Parkes to follow up exoplanet survey for alien signals

In an announcement made at the 70^th International Astronautical Congress in Washington D.C., the Breakthrough Listen Initiative has announced a new collaboration with the team from NASA’s Transiting Exoplanet Survey Satellite (TESS), utilising the CSIRO’s Parkes radio telescope to follow up any potential exoplanet candidates that might harbour extra-terrestrial societies.

Breakthrough Listen currently uses an array of global instruments as part of its primary facilities (such as the Parkes Dish) however bring on board a range of new telescopes around the world, including the CSIRO’s Murchison Widefield Array in Western Australia.

This new collaboration with TESS will expand Breakthrough Listen’s target list (adding over 1,000 “objects of interest” identified by TESS); refine Listen’s analysis strategy (for example, utilising new knowledge about planetary alignments to predict when transmissions might be more likely to occur); and provide more meaningful statistics in the event of non-detections.
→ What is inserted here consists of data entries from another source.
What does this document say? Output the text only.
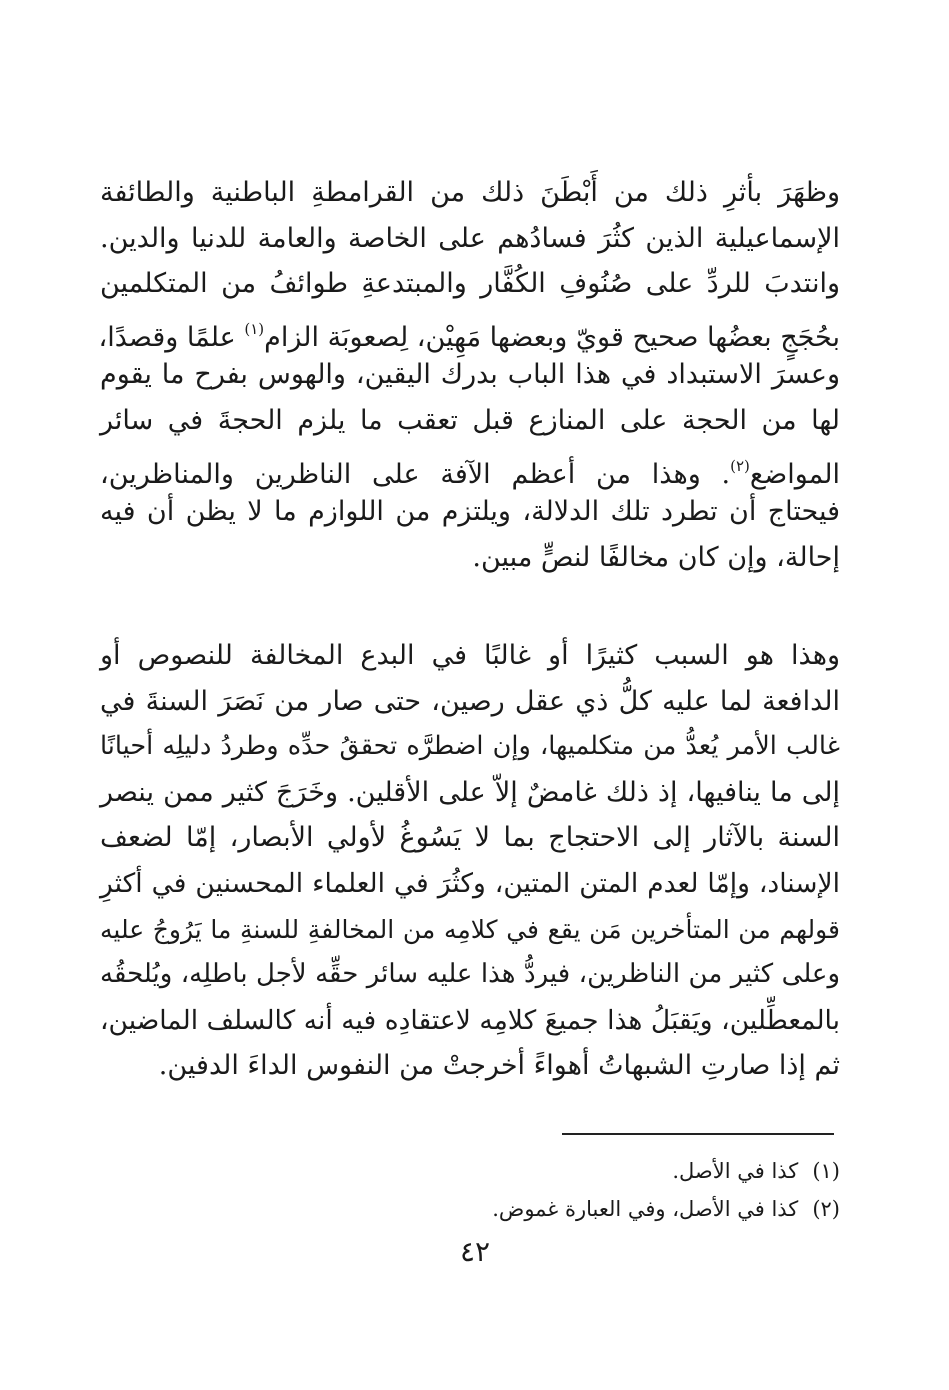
وظهَرَ بأثرِ ذلك من أَبْطَنَ ذلك من القرامطةِ الباطنية والطائفة
الإسماعيلية الذين كثُرَ فسادُهم على الخاصة والعامة للدنيا والدين.
وانتدبَ للردِّ على صُنُوفِ الكُفَّار والمبتدعةِ طوائفُ من المتكلمين
بحُجَجٍ بعضُها صحيح قويّ وبعضها مَهِيْن، لِصعوبَة الزام$^{(١)}$ علمًا وقصدًا،
وعسرَ الاستبداد في هذا الباب بدرك اليقين، والهوس بفرح ما يقوم
لها من الحجة على المنازع قبل تعقب ما يلزم الحجةَ في سائر
المواضع$^{(٢)}$. وهذا من أعظم الآفة على الناظرين والمناظرين،
فيحتاج أن تطرد تلك الدلالة، ويلتزم من اللوازم ما لا يظن أن فيه
إحالة، وإن كان مخالفًا لنصٍّ مبين.
وهذا هو السبب كثيرًا أو غالبًا في البدع المخالفة للنصوص أو
الدافعة لما عليه كلُّ ذي عقل رصين، حتى صار من نَصَرَ السنةَ في
غالب الأمر يُعدُّ من متكلميها، وإن اضطرَّه تحققُ حدِّه وطردُ دليلِه أحيانًا
إلى ما ينافيها، إذ ذلك غامضٌ إلاّ على الأقلين. وخَرَجَ كثير ممن ينصر
السنة بالآثار إلى الاحتجاج بما لا يَسُوغُ لأولي الأبصار، إمّا لضعف
الإسناد، وإمّا لعدم المتن المتين، وكثُرَ في العلماء المحسنين في أكثرِ
قولهم من المتأخرين مَن يقع في كلامِه من المخالفةِ للسنةِ ما يَرُوجُ عليه
وعلى كثير من الناظرين، فيردُّ هذا عليه سائر حقِّه لأجل باطلِه، ويُلحقُه
بالمعطِّلين، ويَقبَلُ هذا جميعَ كلامِه لاعتقادِه فيه أنه كالسلف الماضين،
ثم إذا صارتِ الشبهاتُ أهواءً أخرجتْ من النفوس الداءَ الدفين.
(١)كذا في الأصل.
(٢)كذا في الأصل، وفي العبارة غموض.
٤٢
“It’s exciting that the world’s most powerful SETI search, with our partner facilities across the globe, will be collaborating with the TESS team and our most capable planet-hunting machine,” remarked Dr. Worden from Breakthrough Listen. “We’re looking forward to working together as we try to answer one of the most profound questions about our place in the Universe: Are we alone?”

Launched in April 2018, TESS has four wide-field cameras, each monitoring a region of sky 24 degrees across (about the width of the span of your hand when held at arm’s length). Light-curves for 20,000 stars are measured every 2 minutes, and in addition, the brightness of every pixel in the cameras is recorded every 30 minutes.

The mission measures “light-curves” (how the brightness of stars changes over time) to look for tell-tale dips caused by “transits” – where a planet passes in front of the star as viewed from Earth. The cutting-edge instruments on TESS are sensitive enough to detect small, rocky planets similar to Earth. Such planets are prime targets for follow-up by NASA programs, such as the James Webb Space Telescope, that seek to measure planetary atmospheres. Careful measurements of atmospheric composition could result in the detection of “biosignatures” – indicators that biological processes may be taking place on worlds other than Earth.

In the past three decades over 4,000 exoplanets have been discovered – many by TESS’s predecessor, the Kepler spacecraft. According to recent estimates, the average number of planets per star is greater than one. As a result, techno-signature searches operate in a “target-rich” environment, observing stars whether or not confirmed planets are known to exist around them. Nevertheless, as the haul of confirmed exoplanets continues to grow, the additional information about these systems is very useful for optimizing SETI strategies.

As well as looking for biosignatures, astrobiologists search for “techno-signatures” – indicators of technology that may have been developed by advanced civilizations. Also known as SETI (the Search for Extra-terrestrial Intelligence), techno-signature searches use powerful telescopes to look for signals coming from space that appear to have arisen from transmitters, propulsion devices, or other engineering.

No unambiguous techno-signatures have been seen to date.

The Parkes telescope (the second-largest steerable dish in the southern hemisphere at 64m diameter, compared to its nearby companion DSS-43 in Canberra, which is 70m) can be used to scan 13 different patches of the sky simultaneously using its multibeam instrument. This makes it an ideal candidate for the Breakthrough Listen project, especially since the ultra-wideband receiver is now in place, with the ability to scan 0.7 to 4.2 GHz frequencies.

Due to its southern location, Parkes is within an excellent range of listening for signals from the Milky Way galaxy and several southern hemisphere galaxies.

Breakthrough Listen is a scientific program in search for evidence of technological life in the Universe. It aims to survey one million nearby stars, the entire galactic plane and 100 nearby galaxies at a wide range of radio and optical bands.

Along with Breakthrough Listen, they include Breakthrough Watch, an optical search for Earth-like planets in the habitable zones of nearby stars; and Breakthrough Starshot, the first significant attempt to design and develop a space probe capable of reaching another star.